Ezilenlerin Sosyalist Partisi (ESP) Diyarbakır İl Örgütü, "Burjuva cumhuriyetinin krizi, Ekim Devriminden Rojhilat'a devrimin güncelliği" konulu panel düzenledi. Eğitim-Sen Diyarbakır 1 Nolu Şube'de gerçekleştirilen panele ESP Eş Genel Başkanı Özlem Gümüştaş ve HDP Milletvekili Gülistan Kılıç Koçyiğit katıldı.

KOÇYİĞİT: EKİM DEVRİMİ BÜYÜK BİR MİRAS BIRAKTI
Sosyalist Kadın Meclisleri (SKM) MYK üyesi Satiye Ok'un moderatörlüğündeki panel saygı duruşuyla başladı.
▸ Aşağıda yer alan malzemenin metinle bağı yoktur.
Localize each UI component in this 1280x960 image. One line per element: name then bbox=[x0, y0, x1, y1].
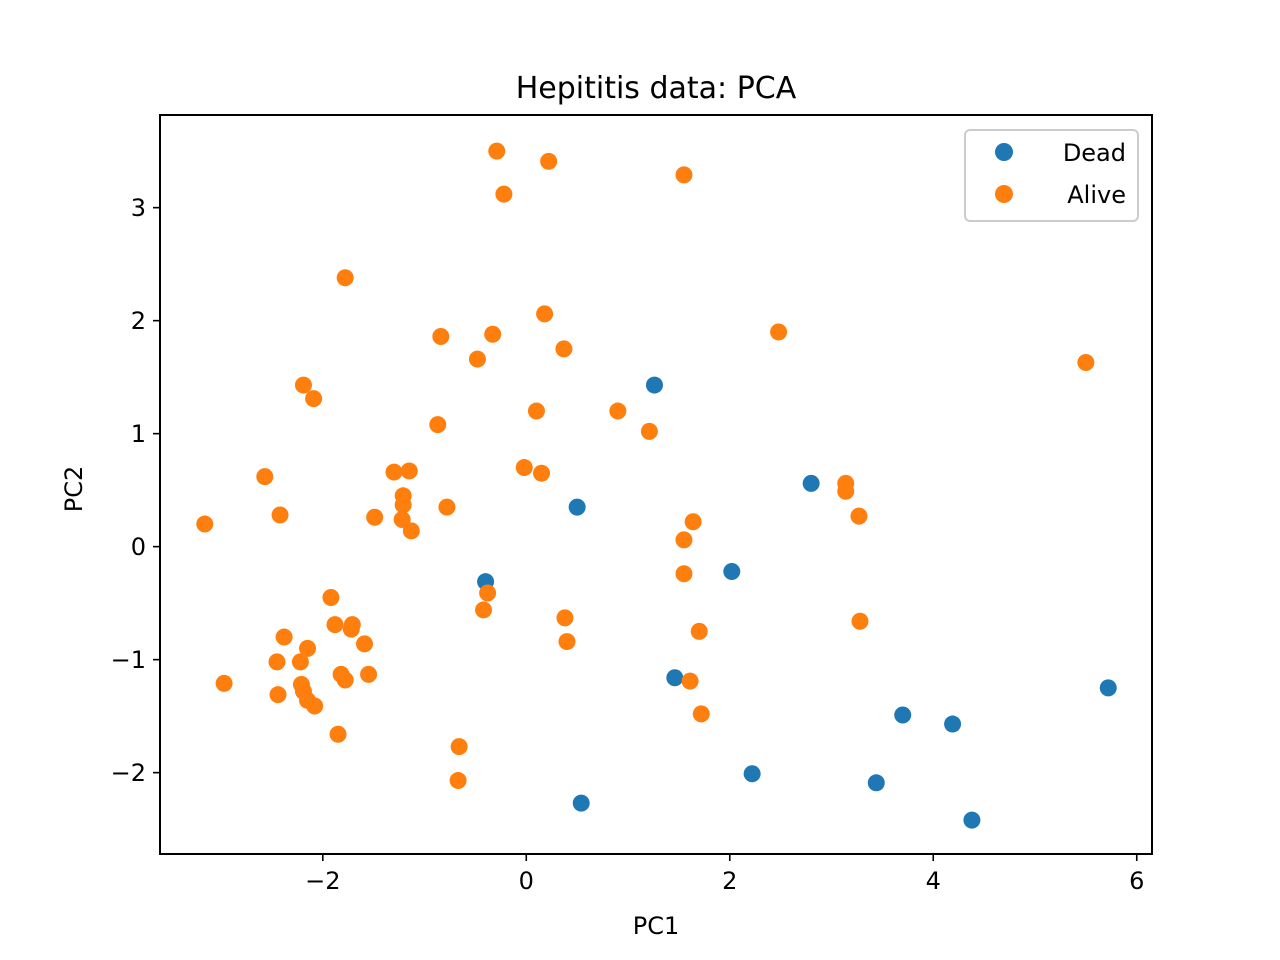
data-point-alive bbox=[305, 390, 323, 408]
data-point-alive bbox=[684, 513, 702, 531]
data-point-alive bbox=[393, 511, 411, 529]
data-point-alive bbox=[1077, 353, 1095, 371]
data-point-dead bbox=[645, 376, 663, 394]
data-point-alive bbox=[322, 588, 340, 606]
y-axis-label: PC2 bbox=[60, 466, 88, 513]
data-point-alive bbox=[675, 531, 693, 549]
x-tick-label: 4 bbox=[926, 867, 941, 895]
data-point-alive bbox=[468, 350, 486, 368]
data-point-alive bbox=[556, 609, 574, 627]
data-point-dead bbox=[568, 498, 586, 516]
data-point-alive bbox=[837, 482, 855, 500]
legend-marker-dead bbox=[995, 143, 1013, 161]
data-point-dead bbox=[666, 669, 684, 687]
data-point-alive bbox=[342, 620, 360, 638]
data-point-alive bbox=[533, 464, 551, 482]
data-point-alive bbox=[269, 686, 287, 704]
data-point-alive bbox=[275, 628, 293, 646]
data-point-alive bbox=[294, 376, 312, 394]
data-point-alive bbox=[432, 327, 450, 345]
x-tick-label: 0 bbox=[519, 867, 534, 895]
data-point-alive bbox=[268, 653, 286, 671]
x-tick-label: −2 bbox=[305, 867, 340, 895]
data-point-alive bbox=[488, 142, 506, 160]
data-point-alive bbox=[366, 508, 384, 526]
data-point-alive bbox=[356, 635, 374, 653]
data-point-alive bbox=[515, 459, 533, 477]
data-point-alive bbox=[540, 152, 558, 170]
data-point-dead bbox=[1099, 679, 1117, 697]
data-point-alive bbox=[329, 725, 347, 743]
data-point-dead bbox=[867, 774, 885, 792]
data-point-alive bbox=[609, 402, 627, 420]
data-point-alive bbox=[429, 416, 447, 434]
legend: Dead Alive bbox=[964, 129, 1139, 222]
data-point-alive bbox=[495, 185, 513, 203]
data-point-alive bbox=[215, 674, 233, 692]
data-point-alive bbox=[360, 665, 378, 683]
data-point-alive bbox=[681, 672, 699, 690]
data-point-alive bbox=[196, 515, 214, 533]
data-point-dead bbox=[944, 715, 962, 733]
data-point-alive bbox=[558, 633, 576, 651]
y-tick-label: −2 bbox=[111, 759, 146, 787]
data-point-alive bbox=[306, 697, 324, 715]
data-point-alive bbox=[326, 616, 344, 634]
data-point-alive bbox=[402, 522, 420, 540]
data-point-alive bbox=[555, 340, 573, 358]
data-point-alive bbox=[527, 402, 545, 420]
x-tick-label: 6 bbox=[1129, 867, 1144, 895]
x-axis: −2 0 2 4 6 bbox=[305, 854, 1144, 895]
x-tick-label: 2 bbox=[722, 867, 737, 895]
x-axis-label: PC1 bbox=[633, 912, 680, 940]
y-axis: −2 −1 0 1 2 3 bbox=[111, 194, 160, 787]
data-point-alive bbox=[449, 772, 467, 790]
y-tick-label: 0 bbox=[131, 533, 146, 561]
plot-area-frame bbox=[159, 114, 1153, 855]
data-point-alive bbox=[475, 601, 493, 619]
legend-marker-alive bbox=[995, 185, 1013, 203]
data-point-alive bbox=[536, 305, 554, 323]
legend-label-dead: Dead bbox=[1063, 139, 1126, 167]
data-point-dead bbox=[743, 765, 761, 783]
data-point-alive bbox=[336, 269, 354, 287]
data-point-alive bbox=[640, 422, 658, 440]
data-point-dead bbox=[802, 474, 820, 492]
y-tick-label: 3 bbox=[131, 194, 146, 222]
y-tick-label: −1 bbox=[111, 646, 146, 674]
data-point-alive bbox=[450, 738, 468, 756]
data-point-dead bbox=[572, 794, 590, 812]
y-tick-label: 2 bbox=[131, 307, 146, 335]
data-point-alive bbox=[438, 498, 456, 516]
data-point-alive bbox=[484, 325, 502, 343]
data-point-alive bbox=[690, 622, 708, 640]
data-point-dead bbox=[723, 563, 741, 581]
data-point-alive bbox=[336, 671, 354, 689]
points-layer bbox=[196, 142, 1117, 829]
data-point-alive bbox=[692, 705, 710, 723]
data-point-alive bbox=[770, 323, 788, 341]
data-point-alive bbox=[851, 612, 869, 630]
data-point-alive bbox=[299, 639, 317, 657]
data-point-alive bbox=[675, 166, 693, 184]
data-point-alive bbox=[400, 462, 418, 480]
y-tick-label: 1 bbox=[131, 420, 146, 448]
data-point-alive bbox=[850, 507, 868, 525]
data-point-dead bbox=[894, 706, 912, 724]
data-point-dead bbox=[963, 811, 981, 829]
data-point-alive bbox=[394, 496, 412, 514]
data-point-alive bbox=[291, 653, 309, 671]
chart-title: Hepititis data: PCA bbox=[516, 71, 797, 106]
data-point-alive bbox=[256, 468, 274, 486]
data-point-alive bbox=[675, 565, 693, 583]
legend-label-alive: Alive bbox=[1067, 181, 1126, 209]
data-point-alive bbox=[479, 584, 497, 602]
data-point-alive bbox=[271, 506, 289, 524]
data-point-alive bbox=[385, 463, 403, 481]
İlk olarak söz alan HDP'li Gülistan Kılıç Koçyiğit, Ekim Devrimini, Rojhilat'ta kadınlar öncülüğünde gerçekleşen ayaklanmayı ve Nagihan Akarsel şahsında katledilen kadınları selamlayarak konuşmasına başladı. Ekim Devriminin insanlığa büyük bir deneyim ve miras bıraktığını söyleyen Koçyiğit, eksikliklerini analiz ederek, yeniyi nasıl kuracakları sorusuna yanıt aradıklarını belirtti.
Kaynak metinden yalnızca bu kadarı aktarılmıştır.